I imagine you can look back at times in your life and see the same law at work in what you've accomplished. When you've had a goal, a destination, and a plan, and worked surely in the direction of that goal, you've made progress.
This law holds true even if your progress isn't too rapid -- remember the principle -- as long as you've got speed and direction, you've got velocity.
Altogether too often, we expect to accomplish great goals in a day or an hour. We think we should be able to do as we would do with a microwave oven -- put our goals in the thing, push the button, and out they come, fully cooked and fully fulfilled. But sometimes, our progress may not be rapid, but it's sustained -- and often, that sustained progress is really all you need to progress.
Think back, if you will, to those wagon trains, that once crossed the American continent. To them, 20 miles was a good day; 30 miles was usually unheard of. The thought that we might travel someday at 80 miles an hour over roughly that same path would have floored them -- it was a goal that was inconceivable. But the pioneers who followed those wagon trains, and the ones who sailed around Cape Horn, or the ones who would pull handcarts, or walk the distance -- they still made their goal, through sustained effort in a defined direction.
Eventually, the railroad would push those wagon trains into western folklore; automobiles and airlines would, in turn, take over much of the passenger traffic hauled by the railways.
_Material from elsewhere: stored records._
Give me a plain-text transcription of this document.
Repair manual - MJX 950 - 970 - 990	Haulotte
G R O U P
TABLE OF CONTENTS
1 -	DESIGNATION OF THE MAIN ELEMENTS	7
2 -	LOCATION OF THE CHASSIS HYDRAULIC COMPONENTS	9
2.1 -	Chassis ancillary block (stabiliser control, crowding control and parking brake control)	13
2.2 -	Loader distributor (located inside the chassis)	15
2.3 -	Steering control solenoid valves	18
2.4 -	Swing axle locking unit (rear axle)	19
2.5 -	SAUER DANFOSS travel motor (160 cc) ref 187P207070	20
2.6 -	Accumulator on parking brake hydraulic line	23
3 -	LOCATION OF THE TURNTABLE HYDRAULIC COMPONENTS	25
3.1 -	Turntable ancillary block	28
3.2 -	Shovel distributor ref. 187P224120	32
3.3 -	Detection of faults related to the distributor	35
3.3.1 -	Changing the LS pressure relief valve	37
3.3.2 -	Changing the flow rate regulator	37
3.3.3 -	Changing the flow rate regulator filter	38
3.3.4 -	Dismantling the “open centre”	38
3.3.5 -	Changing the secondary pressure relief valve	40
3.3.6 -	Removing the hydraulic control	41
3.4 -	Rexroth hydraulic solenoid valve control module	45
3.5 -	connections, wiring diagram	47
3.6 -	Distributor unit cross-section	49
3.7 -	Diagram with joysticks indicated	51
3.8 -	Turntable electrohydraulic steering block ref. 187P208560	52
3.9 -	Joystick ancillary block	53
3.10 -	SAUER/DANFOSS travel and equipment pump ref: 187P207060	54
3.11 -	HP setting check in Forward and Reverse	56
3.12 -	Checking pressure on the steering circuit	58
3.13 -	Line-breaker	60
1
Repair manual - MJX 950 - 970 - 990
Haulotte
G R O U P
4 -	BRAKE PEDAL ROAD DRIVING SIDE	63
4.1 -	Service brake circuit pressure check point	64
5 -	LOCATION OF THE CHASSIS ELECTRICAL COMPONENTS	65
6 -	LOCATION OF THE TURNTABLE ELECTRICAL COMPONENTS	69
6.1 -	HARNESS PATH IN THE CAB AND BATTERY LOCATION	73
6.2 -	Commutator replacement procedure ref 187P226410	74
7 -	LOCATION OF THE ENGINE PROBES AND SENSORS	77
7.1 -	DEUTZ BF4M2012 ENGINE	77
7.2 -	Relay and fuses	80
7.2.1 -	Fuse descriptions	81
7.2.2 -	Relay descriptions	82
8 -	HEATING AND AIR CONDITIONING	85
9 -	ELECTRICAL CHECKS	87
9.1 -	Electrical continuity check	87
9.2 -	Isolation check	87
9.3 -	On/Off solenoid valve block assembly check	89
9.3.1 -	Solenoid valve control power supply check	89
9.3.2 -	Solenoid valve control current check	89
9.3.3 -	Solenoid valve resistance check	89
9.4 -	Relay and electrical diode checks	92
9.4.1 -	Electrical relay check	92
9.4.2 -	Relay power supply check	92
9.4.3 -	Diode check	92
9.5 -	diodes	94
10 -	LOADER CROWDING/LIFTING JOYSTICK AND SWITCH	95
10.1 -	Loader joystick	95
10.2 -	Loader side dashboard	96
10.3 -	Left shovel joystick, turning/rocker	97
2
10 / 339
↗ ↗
But even now, we depend on the same call -- "forward, ho."
Like the wagon master of years gone by, we must continue to lead ourselves to constant and unending forward motion -- always moving along, always keeping our path toward our goals, and always following our path toward our final destination.
There is a lesson to be learned for all of us in those fateful words -- "forward, ho." No longer should we persist in staying in one place for the remainder of our lives. No longer need we spend years upon years mired in the "same old thing." No longer do we need to stay "where we've always been" in our lives.
No progress will ever be made by someone who constantly changes direction -- or worse yet, by someone who never moves at all. A person who doesn't move, doesn't grow, and doesn't change will not affect life for the better. We really don't need many anchors in life -- what we need are the sails.
All we need is a little bit of velocity, and the call of "forward, ho."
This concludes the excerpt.